Wednesday, March 25, 2009

Red Velvet Cake

By now everyone has heard of red velvet cake, especially if you have seen the movie Steel Magnolias. Who could forget the bleeding armadillo cake? Well crazy Aunt Fern is not the only person who can make a delicious red velvet cake...mine's just not in the shape of an animal.

Red velvet cake was a staple dessert in our household growing up. It is my oldest brother's favorite cake therefore my mom and I would make it each year for his birthday. I don't have any crazy memories regarding this cake; just that it was always darn good. The debate now comes on whether you prefer a cream cheese frosting, or the true red velvet cake frosting. I am partial to the "special" frosting (I don't know the name for it) but will admit it does take more time and effort. You can be the judge for yourself.

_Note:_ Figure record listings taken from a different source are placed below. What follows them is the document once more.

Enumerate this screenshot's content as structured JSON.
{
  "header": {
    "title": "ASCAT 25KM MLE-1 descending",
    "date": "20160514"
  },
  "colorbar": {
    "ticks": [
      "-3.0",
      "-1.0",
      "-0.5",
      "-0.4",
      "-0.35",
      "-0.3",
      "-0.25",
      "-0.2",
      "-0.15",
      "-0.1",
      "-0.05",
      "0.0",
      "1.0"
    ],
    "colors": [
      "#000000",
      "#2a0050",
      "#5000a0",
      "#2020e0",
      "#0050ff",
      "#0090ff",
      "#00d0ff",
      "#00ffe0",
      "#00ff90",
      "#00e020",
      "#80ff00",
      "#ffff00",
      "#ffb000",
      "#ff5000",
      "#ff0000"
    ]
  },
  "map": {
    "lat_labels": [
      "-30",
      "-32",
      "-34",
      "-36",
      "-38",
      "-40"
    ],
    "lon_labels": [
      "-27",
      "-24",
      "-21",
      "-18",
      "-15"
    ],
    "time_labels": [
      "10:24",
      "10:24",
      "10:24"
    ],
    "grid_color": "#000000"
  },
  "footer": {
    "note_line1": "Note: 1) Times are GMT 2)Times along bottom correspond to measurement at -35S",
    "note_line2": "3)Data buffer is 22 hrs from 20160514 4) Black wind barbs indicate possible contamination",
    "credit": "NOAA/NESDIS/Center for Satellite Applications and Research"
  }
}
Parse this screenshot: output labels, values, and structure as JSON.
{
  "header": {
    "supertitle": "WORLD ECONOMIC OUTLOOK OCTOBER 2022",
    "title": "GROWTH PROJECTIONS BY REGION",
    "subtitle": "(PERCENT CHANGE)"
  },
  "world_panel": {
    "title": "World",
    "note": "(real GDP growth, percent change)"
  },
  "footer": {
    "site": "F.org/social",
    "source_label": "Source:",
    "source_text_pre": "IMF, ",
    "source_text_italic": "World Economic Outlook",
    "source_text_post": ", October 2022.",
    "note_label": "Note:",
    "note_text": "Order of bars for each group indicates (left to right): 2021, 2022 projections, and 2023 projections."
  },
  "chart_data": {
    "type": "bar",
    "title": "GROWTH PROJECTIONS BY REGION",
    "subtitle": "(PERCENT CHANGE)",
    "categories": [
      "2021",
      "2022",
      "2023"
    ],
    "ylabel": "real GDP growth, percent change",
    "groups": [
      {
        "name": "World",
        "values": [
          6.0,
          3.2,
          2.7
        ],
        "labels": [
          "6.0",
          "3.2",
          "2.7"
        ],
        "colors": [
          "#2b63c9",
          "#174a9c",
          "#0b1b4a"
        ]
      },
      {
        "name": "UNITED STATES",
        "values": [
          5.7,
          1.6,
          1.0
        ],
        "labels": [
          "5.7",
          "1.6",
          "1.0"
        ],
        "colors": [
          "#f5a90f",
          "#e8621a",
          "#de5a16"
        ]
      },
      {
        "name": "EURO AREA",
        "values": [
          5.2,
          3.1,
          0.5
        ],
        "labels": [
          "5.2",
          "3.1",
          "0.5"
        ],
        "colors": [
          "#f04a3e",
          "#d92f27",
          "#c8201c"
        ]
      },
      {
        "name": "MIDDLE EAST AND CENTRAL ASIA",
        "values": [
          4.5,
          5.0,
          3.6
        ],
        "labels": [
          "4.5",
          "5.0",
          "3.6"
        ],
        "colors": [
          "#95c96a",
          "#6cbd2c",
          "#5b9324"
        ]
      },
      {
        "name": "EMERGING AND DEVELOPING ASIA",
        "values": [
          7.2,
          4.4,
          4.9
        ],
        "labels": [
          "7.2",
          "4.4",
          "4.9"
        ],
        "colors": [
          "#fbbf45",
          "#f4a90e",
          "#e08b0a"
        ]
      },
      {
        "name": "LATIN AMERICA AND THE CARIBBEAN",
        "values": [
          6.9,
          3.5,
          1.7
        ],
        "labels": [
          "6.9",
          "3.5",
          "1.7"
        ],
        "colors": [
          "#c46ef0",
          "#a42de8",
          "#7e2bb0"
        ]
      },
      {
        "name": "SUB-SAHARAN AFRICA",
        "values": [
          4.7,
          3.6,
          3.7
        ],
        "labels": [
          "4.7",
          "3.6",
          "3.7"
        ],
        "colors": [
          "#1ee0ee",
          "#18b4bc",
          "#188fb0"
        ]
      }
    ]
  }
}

My most recent use of this recipe was for a batch of cupcakes I made for a friend's wedding shower (above picture). For these, I took the effort to make them look like Georgetown Cupcake's version with cream cheese frosting, as those are her favorite. Only in DC would people pay $3 for a cupcake!

Red Velvet Cake

1 stick butter
1 ½ c sugar
2 eggs
2 T heaping cocoa
2 oz red food coloring
1 c buttermilk
2 ½ c flour (sift before measuring, then sift again with salt into cake)
½ t salt
1 t vanilla
1 t soda
1 T white vinegar

1. Cream butter with sugar until fluffy; add eggs and mix
2. Make a past of the food coloring and cocoa; add to batter in mixing bowl and mix
3. Add buttermilk alternately with sifted flour and salt
4. Add vanilla
5. Add soda to vinegar in a cup to make a foam; blend into batter
6. Bake at 350 for 25-30 minutes in 2 round cake pans (or cupcakes)
7. Cool well before frosting

2 T flour
1 c milk
1 c sugar
2 sticks butter
1 t vanilla

1. Cook flour and milk together in microwave until very thick, stirring frequently – will be like a gummy paste
2. Cool the flour and milk – must be cold before adding to remaining ingredients
3. Cream sugar, butter, and vanilla together until really fluffy
4. Add in the flour/milk and mix until it is the texture of whipped cream

Cream Cheese Frosting
8 oz cream cheese (room temperature)
½ stick butter (room temperature)
1 t vanilla
1 box powdered sugar

Beat cream cheese and butter well
Add sugar in stages and continue to mix
Add vanilla

Tuesday, March 24, 2009

Macaroni and Cheese!

To say I was a picky eater growing up would be an understatement, and I will not lie that some of those habits are still present today. However, if you were to join my father for a meal out you will see the apple does not fall far from the tree. The pivotal moment in my life was the first time I ate my grandmother’s macaroni and cheese. Up until then I maintained the only macaroni I liked was the blue box type with powdered cheese. My stubbornness prevented me from trying the “real” stuff; therefore I am eternally grateful to my grandmother for making me take a bite.

From that day on, it became common knowledge that I expected her to make macaroni for every family or holiday meal, and I certainly did not like to share with others. Once she became ill I knew the task was upon me to grow up and make macaroni and cheese on my own. This was a great plan until I realized my grandmother never used recipes. I believe this to be the start of my love of cooking, even though time in the kitchen with my mom from a young age had already provided me with a passion for baking. 15 years and many variations later, I am still comparing my macaroni and cheese to the memory of my beloved grandmothers.

Macaroni and Cheese Recipe
(I too don’t follow a recipe, but I have done my best to provide measurements as a starting point)

16 oz elbox macaroni noodles
3T butter
3T flour
3 cups milk
1 t salt
2 cups cheddar cheese

1. Cook macaroni noodles according to package (I often make things difficult and only cook 3/4 of the box, but might as well go ahead and make it all).
2. In microwaveable bowl, melt butter. Add flour and salt then whisk together. Microwave for about 20 seconds

3. Pour in 3 c. milk, whisk, then microwave for 2 minutes. Remove and whisk, continuing to cook at 2 minute intervals until mixture thickens. (You know it is thickening up when you take it out of microwave and see bubble in middle like picture below) The final result is called a "bechamel" sauce.

4. Using a large casserole dish, combine macaroni noodles with cheese (reserving some to sprinkle on top).
5. Pour b├ęchamel sauce over noodles and stir to combine. If you like a thick macaroni and cheese leave as is. If you like a creamy end result, add in a little extra milk (I always pour it into the microwave bowl to mix it with the remnants of the b├ęchamel). If you think you added too much milk, just bake it a little longer as it will magically absorb.

6. Sprinkle reserved cheese on top.

7. Bake at 350 until cheese is melted and dish is bubbly (at least 20 min, probably no more than 30).


Welcome to my first blog! I look forward to using this space to share my favorite recipes and the stories behind them.